2021-11-23 04:27:36
And I just point out to those who only want to follow what the Jews accept that the Deuterocanonical Apocryphal Books i.e. those that date before our Lord and Savior Yehoshua-Jesus were also written by Jews who had Faith.
So it is Jews who reject Jewish writings, so which Jews to believe?
This doctrine of a closed canon actually comes from the adversary and not from Elohim because it has led to the rejection of certain Books which are indeed of Divine inspiration.
History teaches us that the appropriateness of a closed list does not question the Christians until the very end of the 4th century.
Imagine, 400 years after our Lord and Savior Yehoshua-Jesus and the Apostles and knowing that in those days, this idea only really interests Westerners.
The canon of the Holy Torah and the Prophets evolves in parallel in the Latin Churches as well as in the Greek Churches.
Until the fourth century, we speak of an open canon and later of a closed canon.
Concerning the New Testament writings, depending on whether they come from the East or the West, the lists of books retained are not the same. In addition to the reluctance to accept the plural reception of a tetramorphic testimony (Irenaeus' neologism), certain books received in the West were repudiated in the East and vice versa. For a long time, the Eastern Churches worked with a canon of 22 books, while the Western Churches held to a canon of 27 books.
The books always retained are :
The 4 Gospels
The Acts of the Apostles
The first epistle of John
As for the epistles of Paul, the lists vary.

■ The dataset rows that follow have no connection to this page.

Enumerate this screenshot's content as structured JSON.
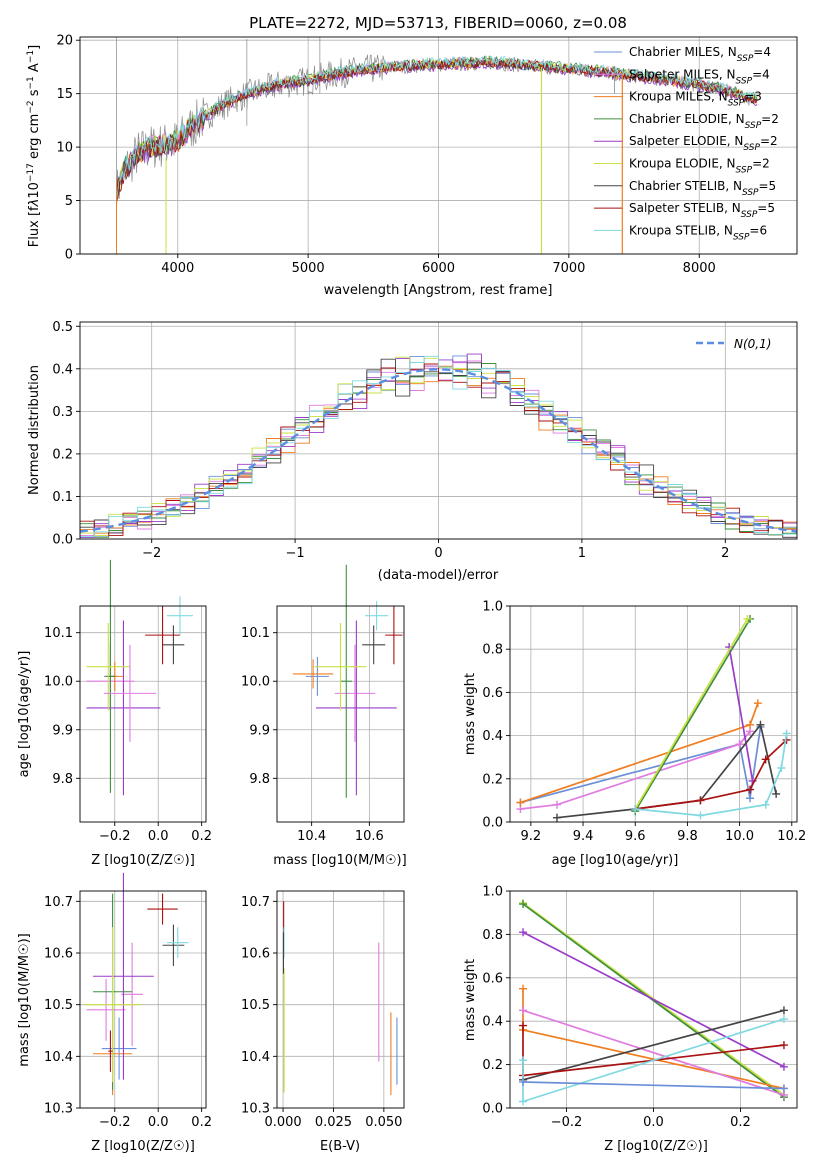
{
  "colors": {
    "chabrier_miles": "#6a8fd8",
    "salpeter_miles": "#e07be0",
    "kroupa_miles": "#f07d20",
    "chabrier_elodie": "#3f8f3f",
    "salpeter_elodie": "#9a3cc9",
    "kroupa_elodie": "#c8e040",
    "chabrier_stelib": "#444444",
    "salpeter_stelib": "#aa1111",
    "kroupa_stelib": "#7fd9e0",
    "data": "#888888"
  },
  "chart_data": [
    {
      "id": "spectrum",
      "type": "line",
      "title": "PLATE=2272, MJD=53713, FIBERID=0060, z=0.08",
      "xlabel": "wavelength [Angstrom, rest frame]",
      "ylabel": "Flux [f_λ10^{-17} erg cm^{-2} s^{-1} A^{-1}]",
      "xlim": [
        3250,
        8750
      ],
      "ylim": [
        0,
        20.3
      ],
      "xticks": [
        "4000",
        "5000",
        "6000",
        "7000",
        "8000"
      ],
      "yticks": [
        "0",
        "5",
        "10",
        "15",
        "20"
      ],
      "grid": true,
      "legend_position": "top-right",
      "legend": [
        {
          "label": "Chabrier MILES, N",
          "sub": "SSP",
          "value": "=4"
        },
        {
          "label": "Salpeter MILES, N",
          "sub": "SSP",
          "value": "=4"
        },
        {
          "label": "Kroupa MILES, N",
          "sub": "SSP",
          "value": "=3"
        },
        {
          "label": "Chabrier ELODIE, N",
          "sub": "SSP",
          "value": "=2"
        },
        {
          "label": "Salpeter ELODIE, N",
          "sub": "SSP",
          "value": "=2"
        },
        {
          "label": "Kroupa ELODIE, N",
          "sub": "SSP",
          "value": "=2"
        },
        {
          "label": "Chabrier STELIB, N",
          "sub": "SSP",
          "value": "=5"
        },
        {
          "label": "Salpeter STELIB, N",
          "sub": "SSP",
          "value": "=5"
        },
        {
          "label": "Kroupa STELIB, N",
          "sub": "SSP",
          "value": "=6"
        }
      ],
      "continuum": {
        "x": [
          3530,
          3600,
          3700,
          3800,
          3900,
          4000,
          4100,
          4200,
          4400,
          4600,
          4800,
          5000,
          5200,
          5400,
          5600,
          5800,
          6000,
          6200,
          6400,
          6600,
          6800,
          7000,
          7200,
          7400,
          7600,
          7800,
          8000,
          8200,
          8400
        ],
        "y": [
          5.8,
          8.0,
          9.5,
          10.0,
          10.2,
          10.5,
          11.8,
          12.8,
          14.3,
          15.2,
          15.9,
          16.2,
          16.8,
          17.2,
          17.4,
          17.6,
          17.7,
          17.8,
          17.9,
          17.7,
          17.5,
          17.3,
          17.1,
          16.8,
          16.5,
          16.2,
          15.8,
          15.3,
          14.5
        ]
      }
    },
    {
      "id": "residuals",
      "type": "bar",
      "xlabel": "(data-model)/error",
      "ylabel": "Normed distribution",
      "xlim": [
        -2.5,
        2.5
      ],
      "ylim": [
        0,
        0.51
      ],
      "xticks": [
        "−2",
        "−1",
        "0",
        "1",
        "2"
      ],
      "yticks": [
        "0.0",
        "0.1",
        "0.2",
        "0.3",
        "0.4",
        "0.5"
      ],
      "grid": true,
      "legend_position": "top-right",
      "gaussian_label": "N(0,1)",
      "bins": {
        "start": -2.5,
        "width": 0.1
      }
    },
    {
      "id": "z_vs_age",
      "type": "scatter",
      "xlabel": "Z [log10(Z/Z☉)]",
      "ylabel": "age [log10(age/yr)]",
      "xlim": [
        -0.36,
        0.22
      ],
      "ylim": [
        9.71,
        10.155
      ],
      "xticks": [
        "−0.2",
        "0.0",
        "0.2"
      ],
      "yticks": [
        "9.8",
        "9.9",
        "10.0",
        "10.1"
      ],
      "points": [
        {
          "series": "chabrier_miles",
          "x": -0.22,
          "y": 10.01,
          "xerr": 0.03,
          "yerr": 0.07
        },
        {
          "series": "salpeter_miles",
          "x": -0.22,
          "y": 10.0,
          "xerr": 0.11,
          "yerr": 0.06
        },
        {
          "series": "kroupa_miles",
          "x": -0.2,
          "y": 10.01,
          "xerr": 0.04,
          "yerr": 0.03
        },
        {
          "series": "chabrier_elodie",
          "x": -0.22,
          "y": 10.01,
          "xerr": 0.02,
          "yerr": 0.24
        },
        {
          "series": "salpeter_elodie",
          "x": -0.16,
          "y": 9.945,
          "xerr": 0.17,
          "yerr": 0.18
        },
        {
          "series": "kroupa_elodie",
          "x": -0.23,
          "y": 10.03,
          "xerr": 0.1,
          "yerr": 0.09
        },
        {
          "series": "chabrier_stelib",
          "x": 0.07,
          "y": 10.075,
          "xerr": 0.05,
          "yerr": 0.04
        },
        {
          "series": "salpeter_stelib",
          "x": 0.02,
          "y": 10.095,
          "xerr": 0.08,
          "yerr": 0.06
        },
        {
          "series": "kroupa_stelib",
          "x": 0.1,
          "y": 10.135,
          "xerr": 0.06,
          "yerr": 0.04
        },
        {
          "series": "salpeter_miles",
          "x": -0.13,
          "y": 9.975,
          "xerr": 0.12,
          "yerr": 0.1
        }
      ]
    },
    {
      "id": "mass_vs_age",
      "type": "scatter",
      "xlabel": "mass [log10(M/M☉)]",
      "ylabel": "",
      "xlim": [
        10.28,
        10.72
      ],
      "ylim": [
        9.71,
        10.155
      ],
      "xticks": [
        "10.4",
        "10.6"
      ],
      "yticks": [
        "9.8",
        "9.9",
        "10.0",
        "10.1"
      ],
      "points": [
        {
          "series": "chabrier_miles",
          "x": 10.42,
          "y": 10.01,
          "xerr": 0.04,
          "yerr": 0.04
        },
        {
          "series": "salpeter_miles",
          "x": 10.55,
          "y": 9.975,
          "xerr": 0.07,
          "yerr": 0.1
        },
        {
          "series": "kroupa_miles",
          "x": 10.405,
          "y": 10.015,
          "xerr": 0.07,
          "yerr": 0.03
        },
        {
          "series": "chabrier_elodie",
          "x": 10.52,
          "y": 10.0,
          "xerr": 0.02,
          "yerr": 0.24
        },
        {
          "series": "salpeter_elodie",
          "x": 10.555,
          "y": 9.945,
          "xerr": 0.14,
          "yerr": 0.18
        },
        {
          "series": "kroupa_elodie",
          "x": 10.5,
          "y": 10.03,
          "xerr": 0.09,
          "yerr": 0.09
        },
        {
          "series": "chabrier_stelib",
          "x": 10.615,
          "y": 10.075,
          "xerr": 0.04,
          "yerr": 0.04
        },
        {
          "series": "salpeter_stelib",
          "x": 10.685,
          "y": 10.095,
          "xerr": 0.03,
          "yerr": 0.06
        },
        {
          "series": "kroupa_stelib",
          "x": 10.625,
          "y": 10.135,
          "xerr": 0.04,
          "yerr": 0.03
        }
      ]
    },
    {
      "id": "age_vs_weight",
      "type": "line",
      "xlabel": "age [log10(age/yr)]",
      "ylabel": "mass weight",
      "xlim": [
        9.12,
        10.22
      ],
      "ylim": [
        0,
        1.0
      ],
      "xticks": [
        "9.2",
        "9.4",
        "9.6",
        "9.8",
        "10.0",
        "10.2"
      ],
      "yticks": [
        "0.0",
        "0.2",
        "0.4",
        "0.6",
        "0.8",
        "1.0"
      ],
      "series": [
        {
          "name": "chabrier_miles",
          "x": [
            9.16,
            10.0,
            10.04,
            10.08
          ],
          "y": [
            0.09,
            0.36,
            0.11,
            0.44
          ]
        },
        {
          "name": "salpeter_miles",
          "x": [
            9.16,
            9.3,
            10.0,
            10.04
          ],
          "y": [
            0.06,
            0.08,
            0.36,
            0.42
          ]
        },
        {
          "name": "kroupa_miles",
          "x": [
            9.16,
            10.04,
            10.07
          ],
          "y": [
            0.09,
            0.45,
            0.55
          ]
        },
        {
          "name": "chabrier_elodie",
          "x": [
            9.6,
            10.04
          ],
          "y": [
            0.05,
            0.94
          ]
        },
        {
          "name": "salpeter_elodie",
          "x": [
            9.96,
            10.05
          ],
          "y": [
            0.81,
            0.19
          ]
        },
        {
          "name": "kroupa_elodie",
          "x": [
            9.6,
            10.03
          ],
          "y": [
            0.06,
            0.94
          ]
        },
        {
          "name": "chabrier_stelib",
          "x": [
            9.3,
            9.6,
            9.85,
            10.08,
            10.14
          ],
          "y": [
            0.02,
            0.06,
            0.1,
            0.45,
            0.13
          ]
        },
        {
          "name": "salpeter_stelib",
          "x": [
            9.6,
            9.85,
            10.04,
            10.1,
            10.18
          ],
          "y": [
            0.06,
            0.1,
            0.15,
            0.29,
            0.38
          ]
        },
        {
          "name": "kroupa_stelib",
          "x": [
            9.6,
            9.85,
            10.1,
            10.16,
            10.18
          ],
          "y": [
            0.06,
            0.03,
            0.08,
            0.25,
            0.41
          ]
        }
      ]
    },
    {
      "id": "z_vs_mass",
      "type": "scatter",
      "xlabel": "Z [log10(Z/Z☉)]",
      "ylabel": "mass [log10(M/M☉)]",
      "xlim": [
        -0.36,
        0.22
      ],
      "ylim": [
        10.3,
        10.72
      ],
      "xticks": [
        "−0.2",
        "0.0",
        "0.2"
      ],
      "yticks": [
        "10.3",
        "10.4",
        "10.5",
        "10.6",
        "10.7"
      ],
      "points": [
        {
          "series": "chabrier_miles",
          "x": -0.18,
          "y": 10.415,
          "xerr": 0.08,
          "yerr": 0.06
        },
        {
          "series": "salpeter_miles",
          "x": -0.24,
          "y": 10.49,
          "xerr": 0.09,
          "yerr": 0.06
        },
        {
          "series": "salpeter_miles",
          "x": -0.12,
          "y": 10.52,
          "xerr": 0.05,
          "yerr": 0.1
        },
        {
          "series": "kroupa_miles",
          "x": -0.21,
          "y": 10.405,
          "xerr": 0.09,
          "yerr": 0.08
        },
        {
          "series": "chabrier_elodie",
          "x": -0.21,
          "y": 10.525,
          "xerr": 0.09,
          "yerr": 0.19
        },
        {
          "series": "salpeter_elodie",
          "x": -0.16,
          "y": 10.555,
          "xerr": 0.14,
          "yerr": 0.2
        },
        {
          "series": "kroupa_elodie",
          "x": -0.21,
          "y": 10.5,
          "xerr": 0.13,
          "yerr": 0.15
        },
        {
          "series": "chabrier_stelib",
          "x": 0.07,
          "y": 10.615,
          "xerr": 0.05,
          "yerr": 0.04
        },
        {
          "series": "salpeter_stelib",
          "x": 0.02,
          "y": 10.685,
          "xerr": 0.07,
          "yerr": 0.03
        },
        {
          "series": "kroupa_stelib",
          "x": 0.09,
          "y": 10.62,
          "xerr": 0.05,
          "yerr": 0.03
        },
        {
          "series": "salpeter_stelib",
          "x": -0.22,
          "y": 10.41,
          "xerr": 0.01,
          "yerr": 0.04
        }
      ]
    },
    {
      "id": "ebv_vs_mass",
      "type": "scatter",
      "xlabel": "E(B-V)",
      "ylabel": "",
      "xlim": [
        -0.003,
        0.06
      ],
      "ylim": [
        10.3,
        10.72
      ],
      "xticks": [
        "0.000",
        "0.025",
        "0.050"
      ],
      "yticks": [
        "10.3",
        "10.4",
        "10.5",
        "10.6",
        "10.7"
      ],
      "points": [
        {
          "series": "salpeter_stelib",
          "x": 0.0003,
          "y": 10.65,
          "xerr": 0.0002,
          "yerr": 0.05
        },
        {
          "series": "kroupa_stelib",
          "x": 0.0005,
          "y": 10.62,
          "xerr": 0.0002,
          "yerr": 0.03
        },
        {
          "series": "kroupa_elodie",
          "x": 0.0005,
          "y": 10.45,
          "xerr": 0.0002,
          "yerr": 0.12
        },
        {
          "series": "chabrier_stelib",
          "x": 0.0002,
          "y": 10.6,
          "xerr": 0.0001,
          "yerr": 0.04
        },
        {
          "series": "salpeter_miles",
          "x": 0.0475,
          "y": 10.505,
          "xerr": 0.0001,
          "yerr": 0.115
        },
        {
          "series": "kroupa_miles",
          "x": 0.0535,
          "y": 10.405,
          "xerr": 0.0001,
          "yerr": 0.08
        },
        {
          "series": "chabrier_miles",
          "x": 0.0565,
          "y": 10.41,
          "xerr": 0.0001,
          "yerr": 0.065
        }
      ]
    },
    {
      "id": "z_vs_weight",
      "type": "line",
      "xlabel": "Z [log10(Z/Z☉)]",
      "ylabel": "mass weight",
      "xlim": [
        -0.33,
        0.33
      ],
      "ylim": [
        0,
        1.0
      ],
      "xticks": [
        "−0.2",
        "0.0",
        "0.2"
      ],
      "yticks": [
        "0.0",
        "0.2",
        "0.4",
        "0.6",
        "0.8",
        "1.0"
      ],
      "series": [
        {
          "name": "kroupa_elodie",
          "x": [
            -0.3,
            0.3
          ],
          "y": [
            0.945,
            0.06
          ]
        },
        {
          "name": "chabrier_elodie",
          "x": [
            -0.3,
            0.3
          ],
          "y": [
            0.94,
            0.05
          ]
        },
        {
          "name": "salpeter_elodie",
          "x": [
            -0.3,
            0.3
          ],
          "y": [
            0.81,
            0.19
          ]
        },
        {
          "name": "kroupa_miles",
          "x": [
            -0.3,
            -0.3,
            0.3
          ],
          "y": [
            0.55,
            0.36,
            0.09
          ]
        },
        {
          "name": "salpeter_miles",
          "x": [
            -0.3,
            0.3
          ],
          "y": [
            0.45,
            0.06
          ]
        },
        {
          "name": "chabrier_stelib",
          "x": [
            -0.3,
            0.3
          ],
          "y": [
            0.13,
            0.45
          ]
        },
        {
          "name": "salpeter_stelib",
          "x": [
            -0.3,
            -0.3,
            0.3
          ],
          "y": [
            0.38,
            0.15,
            0.29
          ]
        },
        {
          "name": "kroupa_stelib",
          "x": [
            -0.3,
            -0.3,
            0.3
          ],
          "y": [
            0.22,
            0.03,
            0.41
          ]
        },
        {
          "name": "chabrier_miles",
          "x": [
            -0.3,
            0.3
          ],
          "y": [
            0.12,
            0.09
          ]
        }
      ]
    }
  ]
}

Marcion knew 10, other lists give 13,
or even 14.
Some lists were built around the symbolism of the number 7 at the cost of acrobatics: the double letters count as one.
The following books were always delayed:
Jude
2 and 3 John
James
2 Peter
Some texts are systematically ignored in the West which are appreciated in the East and vice versa:
The Epistle to the Hebrews, received in the East.
The Apocalypse (Revelation) of John, received in the West, rejected in the East.
Questioned by Athanasius of Alexandria, it was integrated into the canon in the 4th century.
The Epistle to Philemon is ignored by the Syriac Church, which does, however, have a third epistle to the Corinthians.
In the Latin Churches the canon closes at 27 books by authority of the Church. As a result, it closes earlier than in the East at the regional synods of Carthage in 397 and 419.
Until the last years of the 4th century, it excludes the epistle to the Hebrews.
In the Greek churches, it is the use of the books in the communities that determines the canon.
The canon starts with 22 books, without the epistle to the Hebrews, without the letters of James, nor 2 Peter, nor 3 John, nor Jude.
In the middle of the third century, the work of Cyprian of Carthage does not quote any of these five books, nor the letter to Philemon, nor Revelation.
The school of Antioch, with John Chrysostom (347-407), Theodore of Mopsueste (393-466) sticks to a canon of 22 books without Apocalypse. The Council of Trullo (692) did not settle anything.
The canonicity of the Apocalypse was still discussed in the 5th and 6th centuries. It was Pope Gregory the Great who affirmed, with all his authority, the canonicity of this book, in 419, in contradiction with the Eastern opinions, and notably those of the Christian theological school of Alexandria.
Luther decided to declare the Epistles of James, Jude and Revelation uninspired, although he considered them useful.
In fact, Luther wanted to extract the letter of James from the New Testament, because in this letter it is written: "By works a man is justified, not by faith alone" (James 2:24).
Now, did not Luther lay down as the foundation of the nascent Protestant faith, the famous cry of the reformation Sola Fide, that is, that only faith justifies and not works.
The Letter of James was so contradictory to Luther's thinking that he decided to remove it from the Protestant canon rather than revise his position.